Néanmoins, à partir de 08h05, une troisième phase débute. Les réflectivités s'accentuent de nouveau sur le flanc sud-ouest du système, tandis qu'une nouvelle salve de courants descendants semble s'initier au sud du minimum. A partir de 08h15, un nouveau RIJ commence à se dessiner sur le flanc sud de la zone de rotation, et prend de l'ampleur à 08h20.
A 08h25 (images ci-dessous), le RIJ perfore la structure au sud immédiat du noyau convectif principal ; le système se déforme, un nouveau pseudo front froid se développe et impose alors à la structure une forme en S, typique des systèmes convectifs rotatifs. Dans le même temps, la circulation rotative située au nord immédiat du RIJ s'accélère et se concentre de nouveau ; de fortes vitesses radiales positives progressent vers le minimum et un dipôle très net se reconstitue. Une nouvelle phase tornadique se déclenche, avec une intensité significative à Guéhenno et ses environs au moment de ces images.
L'intensité du RIJ va toutefois être telle qu'elle disloque le système convectif à partir de 08h30. Pulvérisé par des courants descendants trop puissants, la structure se scinde alors en deux parties et la rotation se désagrège rapidement, mettant un terme à l'épisode tornadique. La portion nord conservera toutefois une certaine activité jusqu'en Manche.
Prévision de l'épisode
Le contexte météorologique de ce 2 septembre à l’aube avait été identifié comme potentiellement propice aux tornades.

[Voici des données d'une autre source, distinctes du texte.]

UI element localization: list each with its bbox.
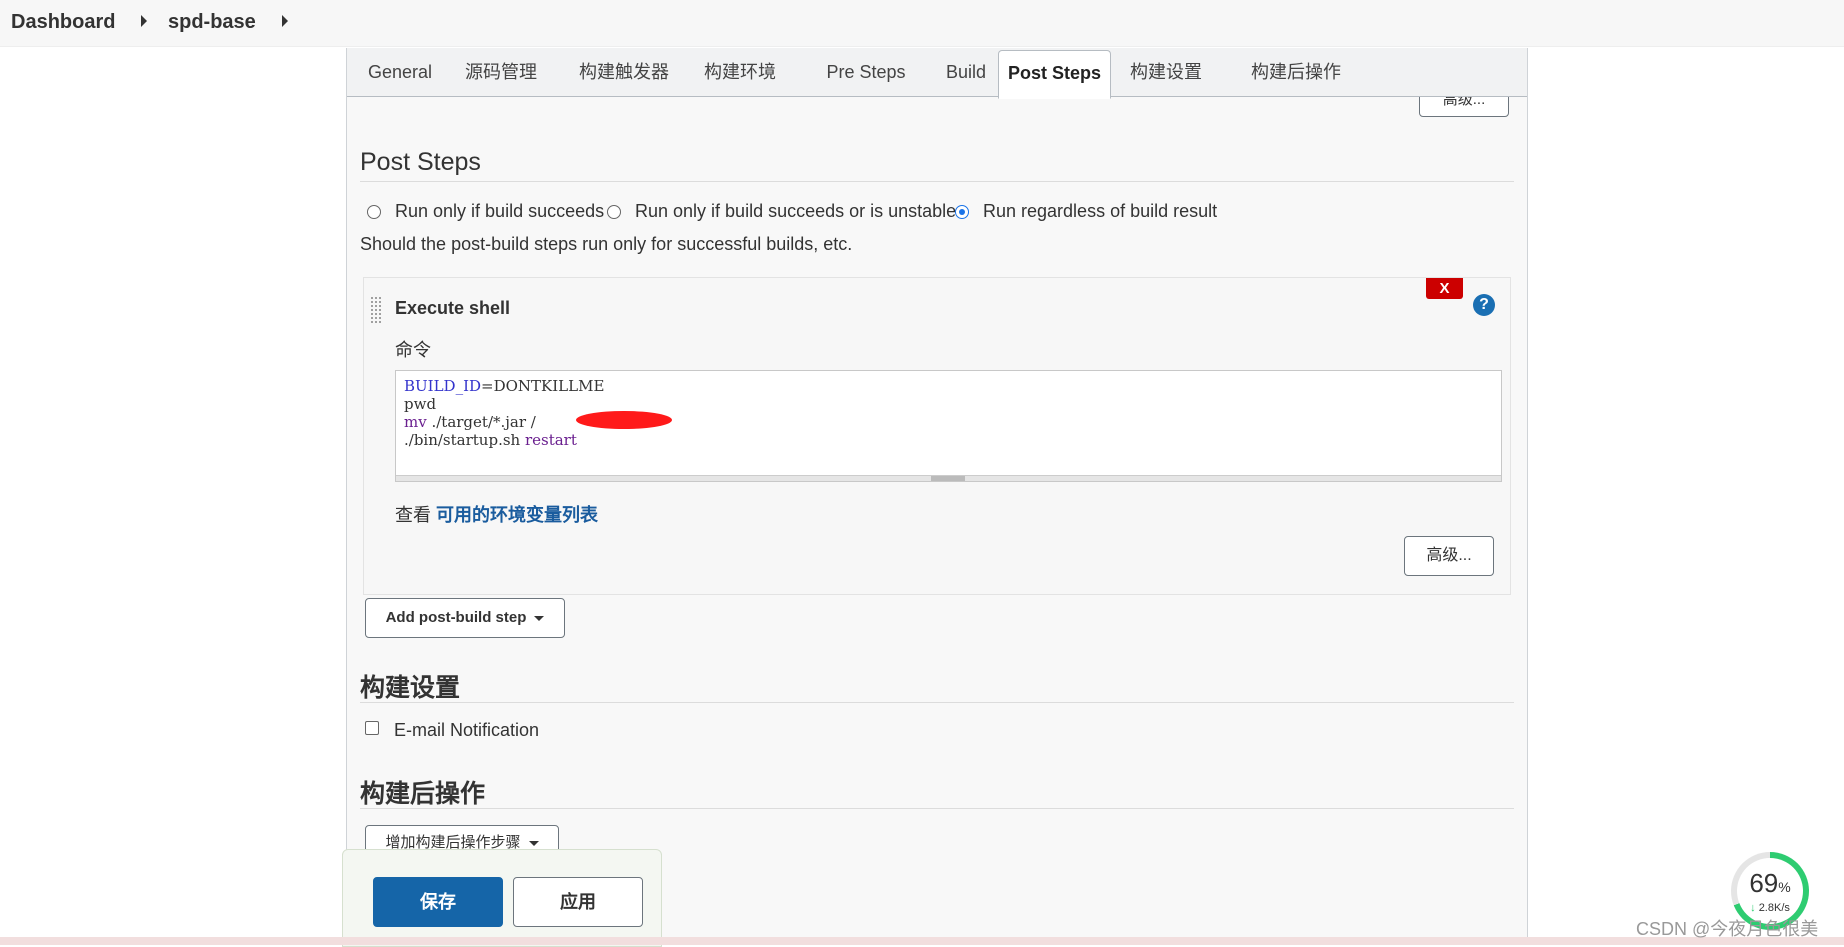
tab-general[interactable]: General	[359, 48, 441, 96]
code-line: mv ./target/*.jar //	[404, 413, 1493, 431]
bottom-strip	[0, 937, 1844, 945]
radio-succeeds[interactable]	[367, 205, 381, 219]
advanced-button-top[interactable]: 高级...	[1419, 97, 1509, 117]
advanced-button[interactable]: 高级...	[1404, 536, 1494, 576]
config-panel: General 源码管理 构建触发器 构建环境 Pre Steps Build …	[346, 48, 1528, 945]
code-token: pwd	[404, 395, 437, 413]
tab-source-control[interactable]: 源码管理	[457, 48, 545, 96]
add-post-build-step-button[interactable]: Add post-build step	[365, 598, 565, 638]
gauge-speed-value: 2.8K/s	[1758, 902, 1790, 914]
code-token: mv	[404, 413, 427, 431]
gauge-percent-unit: %	[1778, 879, 1791, 895]
gauge-percent-value: 69	[1749, 868, 1779, 898]
env-vars-hint: 查看 可用的环境变量列表	[395, 501, 598, 527]
tab-pre-steps[interactable]: Pre Steps	[811, 48, 921, 96]
tab-build[interactable]: Build	[931, 48, 1001, 96]
save-bar: 保存 应用	[342, 849, 662, 947]
apply-button[interactable]: 应用	[513, 877, 643, 927]
tab-bar: General 源码管理 构建触发器 构建环境 Pre Steps Build …	[347, 48, 1527, 99]
code-token: BUILD_ID	[404, 377, 482, 395]
redaction-mark	[576, 411, 672, 429]
download-arrow-icon: ↓	[1750, 902, 1756, 914]
code-line: pwd	[404, 395, 1493, 413]
code-token: restart	[524, 431, 577, 449]
drag-handle-icon[interactable]	[370, 296, 382, 324]
save-button[interactable]: 保存	[373, 877, 503, 927]
code-token: ./bin/startup.sh	[404, 431, 525, 449]
command-textarea[interactable]: BUILD_ID=DONTKILLME pwd mv ./target/*.ja…	[395, 370, 1502, 482]
gauge-speed: ↓ 2.8K/s	[1737, 902, 1803, 914]
chevron-right-icon[interactable]	[141, 15, 147, 27]
code-line: ./bin/startup.sh restart	[404, 431, 1493, 449]
delete-step-button[interactable]: X	[1426, 278, 1463, 299]
execute-shell-step: X ? Execute shell 命令 BUILD_ID=DONTKILLME…	[363, 277, 1511, 595]
code-token: =DONTKILLME	[481, 377, 605, 395]
chevron-right-icon[interactable]	[282, 15, 288, 27]
help-icon[interactable]: ?	[1473, 294, 1495, 316]
caret-down-icon	[534, 615, 545, 621]
add-post-build-step-label: Add post-build step	[385, 609, 527, 626]
email-notification-label[interactable]: E-mail Notification	[394, 720, 539, 741]
code-token: ./target/*.jar /	[426, 413, 536, 431]
top-advanced-clip: 高级...	[1419, 97, 1511, 117]
tab-build-triggers[interactable]: 构建触发器	[569, 48, 679, 96]
breadcrumb-job[interactable]: spd-base	[168, 11, 256, 34]
tab-post-build-actions[interactable]: 构建后操作	[1241, 48, 1351, 96]
radio-succeeds-or-unstable-label[interactable]: Run only if build succeeds or is unstabl…	[635, 201, 956, 222]
build-settings-title: 构建设置	[360, 674, 461, 702]
radio-succeeds-or-unstable[interactable]	[607, 205, 621, 219]
tab-post-steps[interactable]: Post Steps	[998, 50, 1111, 99]
divider	[360, 808, 1514, 809]
radio-regardless-label[interactable]: Run regardless of build result	[983, 201, 1217, 222]
command-label: 命令	[395, 340, 431, 360]
post-build-actions-title: 构建后操作	[360, 780, 486, 808]
radio-succeeds-label[interactable]: Run only if build succeeds	[395, 201, 604, 222]
resize-grip[interactable]	[931, 476, 965, 481]
env-vars-link[interactable]: 可用的环境变量列表	[436, 505, 598, 525]
gauge-percent: 69%	[1737, 868, 1803, 899]
radio-regardless[interactable]	[955, 205, 969, 219]
divider	[360, 181, 1514, 182]
breadcrumb-bar: Dashboard spd-base	[0, 0, 1844, 47]
tab-build-env[interactable]: 构建环境	[695, 48, 785, 96]
post-steps-description: Should the post-build steps run only for…	[360, 234, 853, 254]
watermark: CSDN @今夜月色很美	[1636, 919, 1819, 939]
step-title: Execute shell	[395, 298, 511, 318]
caret-down-icon	[528, 840, 539, 846]
breadcrumb-dashboard[interactable]: Dashboard	[11, 11, 115, 34]
email-notification-checkbox[interactable]	[365, 721, 379, 735]
post-steps-title: Post Steps	[360, 148, 481, 176]
code-line: BUILD_ID=DONTKILLME	[404, 377, 1493, 395]
divider	[360, 702, 1514, 703]
tab-build-settings[interactable]: 构建设置	[1121, 48, 1211, 96]
env-vars-prefix: 查看	[395, 505, 437, 525]
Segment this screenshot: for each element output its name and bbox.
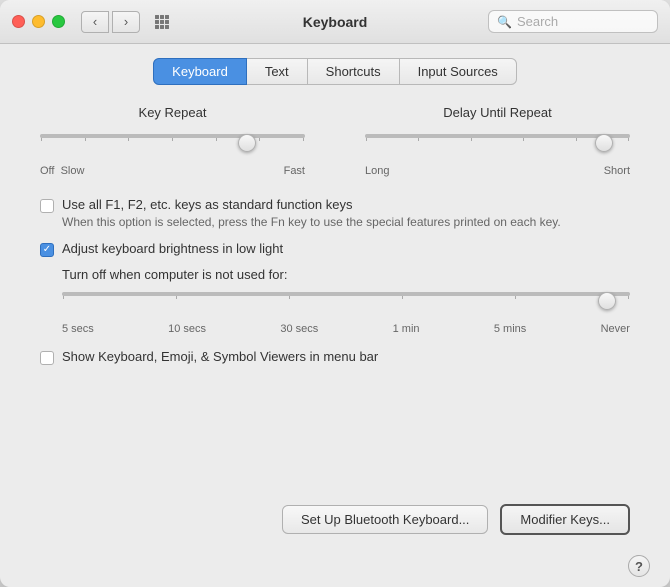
function-keys-desc: When this option is selected, press the … bbox=[62, 214, 561, 231]
turnoff-thumb[interactable] bbox=[598, 292, 616, 310]
key-repeat-track bbox=[40, 134, 305, 138]
show-viewers-row: Show Keyboard, Emoji, & Symbol Viewers i… bbox=[40, 349, 630, 365]
keyboard-brightness-label: Adjust keyboard brightness in low light bbox=[62, 241, 283, 256]
back-button[interactable]: ‹ bbox=[81, 11, 109, 33]
turnoff-label-5mins: 5 mins bbox=[494, 323, 526, 335]
keyboard-brightness-row: ✓ Adjust keyboard brightness in low ligh… bbox=[40, 241, 630, 257]
function-keys-row: Use all F1, F2, etc. keys as standard fu… bbox=[40, 197, 630, 231]
key-repeat-labels: Off Slow Fast bbox=[40, 165, 305, 177]
show-viewers-checkbox[interactable] bbox=[40, 351, 54, 365]
window-title: Keyboard bbox=[303, 14, 368, 30]
maximize-button[interactable] bbox=[52, 15, 65, 28]
key-repeat-group: Key Repeat bbox=[40, 105, 305, 177]
delay-repeat-slider-container bbox=[365, 134, 630, 159]
delay-repeat-thumb[interactable] bbox=[595, 134, 613, 152]
keyboard-brightness-checkbox[interactable]: ✓ bbox=[40, 243, 54, 257]
search-box[interactable]: 🔍 Search bbox=[488, 10, 658, 33]
tab-input-sources[interactable]: Input Sources bbox=[399, 58, 517, 85]
tab-shortcuts[interactable]: Shortcuts bbox=[307, 58, 400, 85]
search-icon: 🔍 bbox=[497, 15, 512, 29]
turnoff-slider-group: 5 secs 10 secs 30 secs 1 min 5 mins Neve… bbox=[62, 292, 630, 335]
modifier-keys-button[interactable]: Modifier Keys... bbox=[500, 504, 630, 535]
turnoff-label-never: Never bbox=[601, 323, 630, 335]
delay-repeat-group: Delay Until Repeat bbox=[365, 105, 630, 177]
close-button[interactable] bbox=[12, 15, 25, 28]
search-placeholder: Search bbox=[517, 14, 558, 29]
tab-text[interactable]: Text bbox=[246, 58, 308, 85]
tab-keyboard[interactable]: Keyboard bbox=[153, 58, 247, 85]
turnoff-label-5secs: 5 secs bbox=[62, 323, 94, 335]
turnoff-slider-container bbox=[62, 292, 630, 317]
show-viewers-label: Show Keyboard, Emoji, & Symbol Viewers i… bbox=[62, 349, 378, 364]
key-repeat-thumb[interactable] bbox=[238, 134, 256, 152]
turnoff-label-30secs: 30 secs bbox=[280, 323, 318, 335]
sliders-row: Key Repeat bbox=[40, 105, 630, 177]
tabbar: Keyboard Text Shortcuts Input Sources bbox=[0, 44, 670, 95]
keyboard-brightness-content: Adjust keyboard brightness in low light bbox=[62, 241, 283, 256]
content-area: Key Repeat bbox=[0, 95, 670, 488]
keyboard-preferences-window: ‹ › Keyboard 🔍 Search Keyboard Text bbox=[0, 0, 670, 587]
key-repeat-slider-container bbox=[40, 134, 305, 159]
traffic-lights bbox=[12, 15, 65, 28]
turnoff-label-10secs: 10 secs bbox=[168, 323, 206, 335]
turnoff-track bbox=[62, 292, 630, 296]
help-button[interactable]: ? bbox=[628, 555, 650, 577]
forward-button[interactable]: › bbox=[112, 11, 140, 33]
delay-repeat-label: Delay Until Repeat bbox=[365, 105, 630, 120]
turnoff-label-1min: 1 min bbox=[393, 323, 420, 335]
bottom-bar: Set Up Bluetooth Keyboard... Modifier Ke… bbox=[0, 488, 670, 555]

Ainsi, le bulletin de prévision des orages émis le 1er septembre à 8h mentionnait un faible risque d'orage en Bretagne en deuxième partie de nuit du 1er au 2 septembre, avec un potentiel tornadique non négligeable : "La nuit prochaine, une perturbation active abordera la Bretagne. Elle pourra s'accompagner de quelques orages, avec possibilité d'un phénomène tourbillonnaire isolé."